In celebration of Charles Dickens’ 202nd birthday, we’re highlighting our Collection of Dickensian Programs, 1879-1936. This collection contains theater programs for Dickens-based plays from the late 1800s and early 1900s.
It has always been popular to adapt Dickens’ stories for the stage and screen. Even during the author’s lifetime, there were theatrical spin-offs of his works, some of which appeared even before Dickens had written the final chapter (most of his novels were published serially in magazines or parts before appearing in book form).
In 1882, the Spectral Opera Company gave a performance of A Christmas Carol. The actors playing the ghosts were covered with phosphorous to give them a glowing effect. Tickets to such events were often printed in a novel format, such as the court summons shown here, inviting someone to a play based on The Pickwick Papers at Albert Hall in Portsmouth.
The collection also includes programs from charity performances of Dickens’ works. Dickens Bazaars were held to raise funds for schools and churches. Visitors to such events would have attended concerts, art exhibitions, and stage performances while mingling with actors dressed as Dickens characters. A reading of A Christmas Carol, with incidental music and illustrated moving tableaux, was given in 1914 at London’s Royal Court Theatre to raise money for World War I relief efforts.

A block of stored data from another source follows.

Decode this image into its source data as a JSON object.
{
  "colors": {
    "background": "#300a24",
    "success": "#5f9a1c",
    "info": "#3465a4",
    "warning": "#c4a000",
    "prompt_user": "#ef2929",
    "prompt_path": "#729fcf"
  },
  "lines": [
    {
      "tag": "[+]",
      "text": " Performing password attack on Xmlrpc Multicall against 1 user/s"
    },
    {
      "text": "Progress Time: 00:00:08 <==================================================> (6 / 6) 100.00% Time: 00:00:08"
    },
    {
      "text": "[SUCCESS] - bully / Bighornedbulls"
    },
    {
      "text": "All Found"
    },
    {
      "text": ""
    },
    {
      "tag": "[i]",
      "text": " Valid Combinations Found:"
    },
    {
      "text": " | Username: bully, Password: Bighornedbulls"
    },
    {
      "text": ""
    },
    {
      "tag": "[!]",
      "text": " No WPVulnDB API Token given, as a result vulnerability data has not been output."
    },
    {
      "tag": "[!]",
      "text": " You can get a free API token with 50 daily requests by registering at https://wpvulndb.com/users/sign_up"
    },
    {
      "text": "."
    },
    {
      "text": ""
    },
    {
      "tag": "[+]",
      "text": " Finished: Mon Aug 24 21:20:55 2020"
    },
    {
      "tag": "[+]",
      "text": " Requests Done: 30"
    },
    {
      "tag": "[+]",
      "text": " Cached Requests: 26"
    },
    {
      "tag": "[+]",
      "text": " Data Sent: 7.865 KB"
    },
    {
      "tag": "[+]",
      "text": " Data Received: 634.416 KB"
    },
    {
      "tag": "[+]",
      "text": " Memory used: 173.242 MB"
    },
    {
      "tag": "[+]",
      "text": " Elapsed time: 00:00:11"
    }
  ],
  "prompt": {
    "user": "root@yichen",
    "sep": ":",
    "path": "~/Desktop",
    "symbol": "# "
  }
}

Two programs from earlier Dickens birthday celebrations are shown below. The 1891 celebration featured “song, scene, and story from Dickens.” The Savoy Theatre’s 1912 centenary celebration of the author’s birth was organized by three of his children. It was “inaugurated to give an opportunity to our cousins from beyond the Seas, by whom Charles Dickens is so greatly revered and honoured, of witnessing upon the stage of the Capital City of the Empire, the loved and never-to-be-forgotten characters created by the immortal novelist.”